Por isso o homem prudente “olha primeiro para a
realidade; e em virtude de, e com base nesse conhecimento da realidade, decide
o que deve ser feito e o que não deve ser feito, como deve ser feito e como não
deve ser feito”. Logo, “toda a virtude depende da prudência”, e cada pecado é
uma violação da prudência.
A prudência é a sanidade em acção, e a sanidade, como nos
ensinam na escola, é a adaequatio mentis ad rem: A adequação do intelecto à realidade.

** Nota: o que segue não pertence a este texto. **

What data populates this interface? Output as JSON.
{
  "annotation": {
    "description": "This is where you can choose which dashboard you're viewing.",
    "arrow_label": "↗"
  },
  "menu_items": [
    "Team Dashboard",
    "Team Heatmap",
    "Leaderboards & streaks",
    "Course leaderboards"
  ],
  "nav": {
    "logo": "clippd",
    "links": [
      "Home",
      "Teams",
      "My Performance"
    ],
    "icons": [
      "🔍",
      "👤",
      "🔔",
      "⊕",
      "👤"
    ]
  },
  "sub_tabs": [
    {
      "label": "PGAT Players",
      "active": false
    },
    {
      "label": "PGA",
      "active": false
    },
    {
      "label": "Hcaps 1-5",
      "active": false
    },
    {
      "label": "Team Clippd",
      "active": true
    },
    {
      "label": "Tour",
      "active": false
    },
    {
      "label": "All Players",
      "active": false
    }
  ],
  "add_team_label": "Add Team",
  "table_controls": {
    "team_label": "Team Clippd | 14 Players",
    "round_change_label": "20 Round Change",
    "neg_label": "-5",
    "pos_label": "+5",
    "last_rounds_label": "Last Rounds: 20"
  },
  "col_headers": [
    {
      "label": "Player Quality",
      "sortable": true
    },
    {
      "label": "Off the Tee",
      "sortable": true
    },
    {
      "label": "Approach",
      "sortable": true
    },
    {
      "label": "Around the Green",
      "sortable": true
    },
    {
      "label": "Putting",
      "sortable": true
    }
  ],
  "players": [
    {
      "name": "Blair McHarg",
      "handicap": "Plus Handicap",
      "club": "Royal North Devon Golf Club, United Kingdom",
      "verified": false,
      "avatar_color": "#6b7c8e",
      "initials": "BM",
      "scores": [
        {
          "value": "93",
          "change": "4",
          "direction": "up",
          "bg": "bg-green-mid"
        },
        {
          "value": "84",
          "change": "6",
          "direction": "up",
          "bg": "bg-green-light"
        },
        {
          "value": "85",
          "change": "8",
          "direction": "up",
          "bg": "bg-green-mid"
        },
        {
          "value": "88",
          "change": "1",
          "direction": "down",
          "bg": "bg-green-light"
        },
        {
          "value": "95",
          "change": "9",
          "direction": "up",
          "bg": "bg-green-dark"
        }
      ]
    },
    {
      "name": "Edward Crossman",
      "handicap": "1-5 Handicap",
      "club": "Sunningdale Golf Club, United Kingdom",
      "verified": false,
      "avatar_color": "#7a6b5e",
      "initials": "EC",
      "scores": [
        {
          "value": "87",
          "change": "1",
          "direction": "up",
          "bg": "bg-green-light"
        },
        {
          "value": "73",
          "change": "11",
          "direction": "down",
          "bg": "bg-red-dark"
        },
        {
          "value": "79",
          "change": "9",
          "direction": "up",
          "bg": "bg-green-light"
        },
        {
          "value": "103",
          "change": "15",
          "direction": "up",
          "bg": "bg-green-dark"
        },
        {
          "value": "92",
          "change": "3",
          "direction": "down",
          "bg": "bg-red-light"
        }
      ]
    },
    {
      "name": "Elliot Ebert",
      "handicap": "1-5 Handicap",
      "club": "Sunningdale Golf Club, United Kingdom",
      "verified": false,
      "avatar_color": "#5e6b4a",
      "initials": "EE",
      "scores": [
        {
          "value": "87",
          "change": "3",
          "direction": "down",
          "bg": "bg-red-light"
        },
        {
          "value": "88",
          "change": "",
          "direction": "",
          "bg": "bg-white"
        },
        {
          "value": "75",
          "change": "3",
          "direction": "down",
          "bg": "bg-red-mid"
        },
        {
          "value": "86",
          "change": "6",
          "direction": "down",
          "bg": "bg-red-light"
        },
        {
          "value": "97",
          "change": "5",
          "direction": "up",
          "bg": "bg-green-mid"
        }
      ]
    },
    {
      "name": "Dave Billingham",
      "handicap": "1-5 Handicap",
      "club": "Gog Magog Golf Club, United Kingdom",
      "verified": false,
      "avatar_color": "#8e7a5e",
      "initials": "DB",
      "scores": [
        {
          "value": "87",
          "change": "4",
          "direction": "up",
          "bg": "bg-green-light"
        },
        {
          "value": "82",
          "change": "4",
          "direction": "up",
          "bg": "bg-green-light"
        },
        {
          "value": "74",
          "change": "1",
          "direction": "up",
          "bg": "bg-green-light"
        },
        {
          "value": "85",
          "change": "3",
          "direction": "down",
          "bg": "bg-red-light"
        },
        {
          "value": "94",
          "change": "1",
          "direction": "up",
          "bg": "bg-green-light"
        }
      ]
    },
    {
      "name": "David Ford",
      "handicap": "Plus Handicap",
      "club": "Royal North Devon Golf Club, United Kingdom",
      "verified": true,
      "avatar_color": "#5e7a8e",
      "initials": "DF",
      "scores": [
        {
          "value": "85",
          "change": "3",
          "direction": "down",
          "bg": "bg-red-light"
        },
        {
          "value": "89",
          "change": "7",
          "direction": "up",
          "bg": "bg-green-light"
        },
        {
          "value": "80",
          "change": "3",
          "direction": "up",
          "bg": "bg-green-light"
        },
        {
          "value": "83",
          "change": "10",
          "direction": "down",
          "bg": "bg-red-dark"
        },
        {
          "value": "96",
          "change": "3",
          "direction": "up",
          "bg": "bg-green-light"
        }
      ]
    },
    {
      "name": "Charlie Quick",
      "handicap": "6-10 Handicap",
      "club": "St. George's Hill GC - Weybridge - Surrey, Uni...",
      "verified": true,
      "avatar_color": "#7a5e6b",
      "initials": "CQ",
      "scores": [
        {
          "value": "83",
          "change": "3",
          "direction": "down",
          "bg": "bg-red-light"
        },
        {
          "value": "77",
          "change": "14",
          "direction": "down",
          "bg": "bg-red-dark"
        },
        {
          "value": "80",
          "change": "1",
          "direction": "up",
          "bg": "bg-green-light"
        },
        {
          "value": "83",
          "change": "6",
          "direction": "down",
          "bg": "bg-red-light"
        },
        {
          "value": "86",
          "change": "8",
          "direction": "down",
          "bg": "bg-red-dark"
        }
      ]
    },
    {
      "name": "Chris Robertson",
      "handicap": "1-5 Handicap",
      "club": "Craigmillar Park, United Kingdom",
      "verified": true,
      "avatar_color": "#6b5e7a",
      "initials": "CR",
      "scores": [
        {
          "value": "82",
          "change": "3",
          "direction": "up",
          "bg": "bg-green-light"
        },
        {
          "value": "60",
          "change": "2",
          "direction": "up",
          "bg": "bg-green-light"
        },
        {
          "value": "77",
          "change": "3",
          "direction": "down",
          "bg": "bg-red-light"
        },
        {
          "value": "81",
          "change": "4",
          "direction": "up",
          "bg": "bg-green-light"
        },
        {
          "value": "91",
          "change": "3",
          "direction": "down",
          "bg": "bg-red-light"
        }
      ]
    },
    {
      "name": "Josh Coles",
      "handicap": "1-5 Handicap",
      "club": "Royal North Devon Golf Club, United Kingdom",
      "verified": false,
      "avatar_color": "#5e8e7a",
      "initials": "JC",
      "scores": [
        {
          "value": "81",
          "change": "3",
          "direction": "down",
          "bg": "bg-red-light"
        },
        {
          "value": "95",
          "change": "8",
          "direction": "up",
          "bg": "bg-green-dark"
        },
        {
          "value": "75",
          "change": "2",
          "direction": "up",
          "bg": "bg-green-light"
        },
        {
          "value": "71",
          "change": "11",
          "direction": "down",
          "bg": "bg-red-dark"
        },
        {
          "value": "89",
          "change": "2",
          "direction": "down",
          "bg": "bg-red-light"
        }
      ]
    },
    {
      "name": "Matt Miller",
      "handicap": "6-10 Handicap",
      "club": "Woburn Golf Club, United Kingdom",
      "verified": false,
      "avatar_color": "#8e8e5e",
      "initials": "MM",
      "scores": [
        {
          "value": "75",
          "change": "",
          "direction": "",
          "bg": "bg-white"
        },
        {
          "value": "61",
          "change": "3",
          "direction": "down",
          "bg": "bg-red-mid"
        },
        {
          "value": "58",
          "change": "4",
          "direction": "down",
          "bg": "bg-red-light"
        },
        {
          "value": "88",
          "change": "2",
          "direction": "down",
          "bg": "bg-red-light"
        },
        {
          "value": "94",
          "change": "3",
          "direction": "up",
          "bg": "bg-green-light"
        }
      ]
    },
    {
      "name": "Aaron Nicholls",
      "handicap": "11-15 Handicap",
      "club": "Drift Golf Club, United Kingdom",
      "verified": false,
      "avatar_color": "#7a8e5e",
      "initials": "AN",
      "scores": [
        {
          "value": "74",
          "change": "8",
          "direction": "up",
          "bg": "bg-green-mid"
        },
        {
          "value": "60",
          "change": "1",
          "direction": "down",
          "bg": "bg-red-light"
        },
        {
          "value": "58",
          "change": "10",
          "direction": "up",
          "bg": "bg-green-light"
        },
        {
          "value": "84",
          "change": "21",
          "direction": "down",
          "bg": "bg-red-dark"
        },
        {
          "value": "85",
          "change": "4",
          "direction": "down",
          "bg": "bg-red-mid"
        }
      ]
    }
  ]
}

Conheço uma mulher que tem pavor de pássaros, por mais
pequenos e inofensivos. Ela sabe que o pardal não a vai magoar, e por isso
compreende que o seu medo é injustificado e procura adequar as suas acções à
realidade. Seria melhor se conseguisse deliciar-se com a beleza destas
simpáticas criaturas, mas pelo menos colocou-se no caminho da sanidade.
Conheço outra pessoa que finge não temer o Senhor, embora
passe a vida a murmurar e a esquivar-se na sua pose de ateísmo. Seria melhor se
temesse, porque devemos temer o Senhor; e as murmurações e o esquivar são
recordações teimosas do que lhe resta da sanidade.
O oposto desta adequação é o abraço voluntário da
irrealidade. Podemos chamá-lo coercio rei ad phanstasiam: coacção da realidade para concordar com as
suas fantasias. Estes dias as fantasias tendem a ter a ver com sexo.
Devia ser mais fácil enlouquecer devido a abstracções do
que realidades que são imediatamente perceptíveis. Devia ser mais fácil ficar
confuso acerca do patriotismo, do que o facto de se ser rapaz ou rapariga.
Devia ser mais fácil desviar-se do caminho certo quando se está a tentar perceber
o que é o dinheiro, do que quando se tenta perceber o que é um bebé.
A profundidade da nossa loucura pode ser avaliada de
acordo com isto. É uma loucura o Walter Mitty pensar que é um líder de nações;
mas para confirmar que não é precisa de consultar a sua mente, o seu coração e
o seu percurso de vida. É loucura em cima de loucura acreditar que é Napoleão, para
isso apenas tem de consultar a certidão de nascimento.
Imaginemos então que estamos perante um rapaz. Chamemos-lhe
Jim. Jim é um rapaz. Não há dúvidas sobre isso. Não é por alguns nascerem
hermafroditas que podemos duvidar da masculinidade do Jim.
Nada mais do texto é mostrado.